Se você, assim como eu, viu ‘De Volta Para o Futuro II’ ainda criança, imagino que também tenha ficado encantado com carros e skates voadores. Eu fiquei e sonhava em ter um skate voador mesmo não conseguindo ficar em cima de um skate com rodas na época. Um pouco mais velho, talvez você tenha pensado que o maior “trunfo” dessa história era ter o guia que Marty McFly compra em 2015 e o velho Biff Tannen entrega a si mesmo em 1955. Num mundo onde temos os mais variados tipos de apostas esportivas, ter um guia com todos os resultados das principais ligas esportivas norte americanas por 50 anos deixaria qualquer um rico (assim como o Biff do universo alternativo)! Mas já parou pra pensar que se você tem mais de 30 anos e entregasse o guia pra você mesmo antes dos 18, teria grande chance de não conhecer os seus amigos de hoje? Que provavelmente não teria conhecido seu marido ou esposa atual? Que não teria vivido grande parte das suas histórias? E que se ainda tivesse essas histórias na memória, elas seriam só suas? Nada de compartilhar com ninguém. Nada de sentar no bar e recordar. Nada de contar as mesmas histórias pra filhos e netos. Louise Banks, no ‘filme de ETs’, tem essa descoberta em um evento transcendente com os alienígenas, uma epifania. Para ela, a linearidade do tempo acaba e ela vê tudo como um grande círculo sem fim ou início. Já o Tim, no ‘filme romântico’, recebe do pai a notícia de que pode voltar no tempo e vai descobrindo na tentativa e erro como isso afeta a sua vida. A primeira lição que a vida dá é que viajar no tempo não resolve todos os seus problemas. E que ainda pode criar alguns novos.

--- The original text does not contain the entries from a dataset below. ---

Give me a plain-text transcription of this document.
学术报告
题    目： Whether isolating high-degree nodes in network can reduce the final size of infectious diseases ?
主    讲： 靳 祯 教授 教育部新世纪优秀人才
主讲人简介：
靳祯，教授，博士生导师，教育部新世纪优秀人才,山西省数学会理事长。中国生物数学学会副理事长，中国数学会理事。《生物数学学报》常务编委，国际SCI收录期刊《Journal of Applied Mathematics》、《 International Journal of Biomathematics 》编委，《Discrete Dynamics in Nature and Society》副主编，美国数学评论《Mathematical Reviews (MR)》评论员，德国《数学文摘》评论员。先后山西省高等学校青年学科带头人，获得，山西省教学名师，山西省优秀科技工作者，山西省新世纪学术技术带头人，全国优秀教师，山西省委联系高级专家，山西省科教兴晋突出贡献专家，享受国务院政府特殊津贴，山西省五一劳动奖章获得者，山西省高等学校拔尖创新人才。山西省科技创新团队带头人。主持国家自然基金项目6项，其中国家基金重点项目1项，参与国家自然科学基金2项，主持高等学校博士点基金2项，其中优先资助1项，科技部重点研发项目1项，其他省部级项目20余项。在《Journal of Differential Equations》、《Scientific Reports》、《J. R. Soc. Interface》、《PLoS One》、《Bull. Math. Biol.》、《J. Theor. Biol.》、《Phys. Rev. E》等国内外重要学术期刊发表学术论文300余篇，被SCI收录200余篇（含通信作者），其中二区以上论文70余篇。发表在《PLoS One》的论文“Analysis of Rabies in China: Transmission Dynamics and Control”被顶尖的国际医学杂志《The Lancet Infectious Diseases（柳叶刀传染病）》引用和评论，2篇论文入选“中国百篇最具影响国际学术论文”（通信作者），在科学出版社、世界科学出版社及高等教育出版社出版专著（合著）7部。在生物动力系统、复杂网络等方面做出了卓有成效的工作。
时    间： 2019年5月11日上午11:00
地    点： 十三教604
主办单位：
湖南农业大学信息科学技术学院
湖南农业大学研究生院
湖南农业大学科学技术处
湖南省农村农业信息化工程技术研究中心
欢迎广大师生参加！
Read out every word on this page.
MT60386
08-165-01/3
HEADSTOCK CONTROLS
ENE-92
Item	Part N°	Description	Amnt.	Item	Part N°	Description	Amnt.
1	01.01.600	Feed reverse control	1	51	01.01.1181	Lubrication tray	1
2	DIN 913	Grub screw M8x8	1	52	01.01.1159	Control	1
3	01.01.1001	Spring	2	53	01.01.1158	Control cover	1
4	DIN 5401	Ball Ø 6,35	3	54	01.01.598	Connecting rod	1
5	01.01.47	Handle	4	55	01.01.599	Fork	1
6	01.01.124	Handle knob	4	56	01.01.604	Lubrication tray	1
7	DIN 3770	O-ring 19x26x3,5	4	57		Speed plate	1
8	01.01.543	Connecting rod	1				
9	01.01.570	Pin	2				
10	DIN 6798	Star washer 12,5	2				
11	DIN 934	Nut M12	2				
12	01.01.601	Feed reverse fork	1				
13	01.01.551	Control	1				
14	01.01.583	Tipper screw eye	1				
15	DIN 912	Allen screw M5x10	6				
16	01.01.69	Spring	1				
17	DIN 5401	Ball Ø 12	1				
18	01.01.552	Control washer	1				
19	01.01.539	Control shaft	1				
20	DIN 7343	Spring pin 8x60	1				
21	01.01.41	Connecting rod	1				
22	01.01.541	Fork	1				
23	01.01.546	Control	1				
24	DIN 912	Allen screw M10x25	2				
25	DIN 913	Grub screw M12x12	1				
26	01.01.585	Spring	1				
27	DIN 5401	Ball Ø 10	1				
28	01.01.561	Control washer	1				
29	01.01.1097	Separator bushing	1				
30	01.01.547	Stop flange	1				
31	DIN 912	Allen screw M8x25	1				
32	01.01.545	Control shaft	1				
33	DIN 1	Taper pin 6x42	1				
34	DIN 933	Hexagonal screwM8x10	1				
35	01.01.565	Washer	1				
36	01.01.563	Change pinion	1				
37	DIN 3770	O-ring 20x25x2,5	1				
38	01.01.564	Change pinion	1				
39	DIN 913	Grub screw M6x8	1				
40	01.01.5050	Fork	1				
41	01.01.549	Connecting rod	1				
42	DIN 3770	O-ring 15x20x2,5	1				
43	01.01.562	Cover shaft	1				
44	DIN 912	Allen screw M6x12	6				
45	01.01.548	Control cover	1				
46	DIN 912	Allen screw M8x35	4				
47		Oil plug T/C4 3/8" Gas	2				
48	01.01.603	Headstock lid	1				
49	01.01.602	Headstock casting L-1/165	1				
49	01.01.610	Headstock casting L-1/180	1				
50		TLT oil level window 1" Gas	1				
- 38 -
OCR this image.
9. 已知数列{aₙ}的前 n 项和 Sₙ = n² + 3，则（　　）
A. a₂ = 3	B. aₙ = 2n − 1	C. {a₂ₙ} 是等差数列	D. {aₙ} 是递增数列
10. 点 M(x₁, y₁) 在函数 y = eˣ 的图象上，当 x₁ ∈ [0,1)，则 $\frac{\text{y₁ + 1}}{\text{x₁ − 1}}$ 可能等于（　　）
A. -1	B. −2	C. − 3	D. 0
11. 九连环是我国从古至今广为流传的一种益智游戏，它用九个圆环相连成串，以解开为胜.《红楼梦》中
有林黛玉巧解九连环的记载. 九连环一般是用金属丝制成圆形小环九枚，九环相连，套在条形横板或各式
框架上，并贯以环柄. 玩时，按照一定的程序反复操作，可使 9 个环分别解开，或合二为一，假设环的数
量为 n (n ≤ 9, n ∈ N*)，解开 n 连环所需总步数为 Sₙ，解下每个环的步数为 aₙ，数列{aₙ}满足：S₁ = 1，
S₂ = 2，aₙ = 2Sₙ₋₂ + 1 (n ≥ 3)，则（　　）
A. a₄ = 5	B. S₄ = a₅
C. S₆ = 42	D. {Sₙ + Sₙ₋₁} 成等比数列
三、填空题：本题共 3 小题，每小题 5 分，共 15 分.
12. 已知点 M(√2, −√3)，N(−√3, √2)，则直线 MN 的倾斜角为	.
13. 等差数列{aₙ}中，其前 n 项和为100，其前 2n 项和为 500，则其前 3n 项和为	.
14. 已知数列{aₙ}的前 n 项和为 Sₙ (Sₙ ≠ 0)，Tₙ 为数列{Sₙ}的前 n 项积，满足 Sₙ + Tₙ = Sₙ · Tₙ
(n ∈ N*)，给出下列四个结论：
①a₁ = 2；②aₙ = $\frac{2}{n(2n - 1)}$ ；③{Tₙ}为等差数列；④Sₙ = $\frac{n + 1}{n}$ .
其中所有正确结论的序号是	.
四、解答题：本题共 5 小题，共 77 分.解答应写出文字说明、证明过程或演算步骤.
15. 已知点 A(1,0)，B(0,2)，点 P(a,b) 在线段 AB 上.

“Então, Hannah, aqui é onde sua história começa. No dia em que eles partiram. Apesar de conhecer a jornada e onde ela leva… eu a acolho. E saúdo cada momento dela.”

Quando você ouve a frase acima na primeira vez em que assiste ao estranho ‘filme sobre tradução’, normalmente é o momento em que se dá conta de que o início do filme não era uma visão do passado, era uma visão do futuro. E aquele recém conhecido colega de trabalho vai ser o pai da filha que vimos nascer, crescer e morrer nos braços da Amy Adams no “começo” da história. Essa surpresa me fez perder uma coisa importante: a Dra Banks aparece em momentos diferentes (só que conectados) refletindo a mesma decisão de abraçar a jornada, iniciar o relacionamento, ter a filha, rir, chorar… mas viver todos os anos de vida, doença e falecimento da Hannah. Após a partida dos extraterrestres, O primeiro abraço dela no pai da filha é seguido da frase “Esqueci como é bom sentir seu abraço”. Ela já transcendeu o tempo. Ela já está escolhendo viver essa jornada. Ela está reflexiva. Ela parece estar vendo e sentindo tudo de novo. Mas assim que o marido pergunta “Quer ter um bebê?” a resposta é um imediato “Sim”.

Mesmo com autores, diretores, roteiristas e atores completamente diferentes, mesmo em universos e histórias tão distintos essas obras chegam a mesma conclusão: Aproveitar cada momento da jornada é o que torna essa viagem única. Então refaço a sugestão: reveja ‘A Chegada’. Se você abraçar a jornada, eu garanto que vai valer a pena.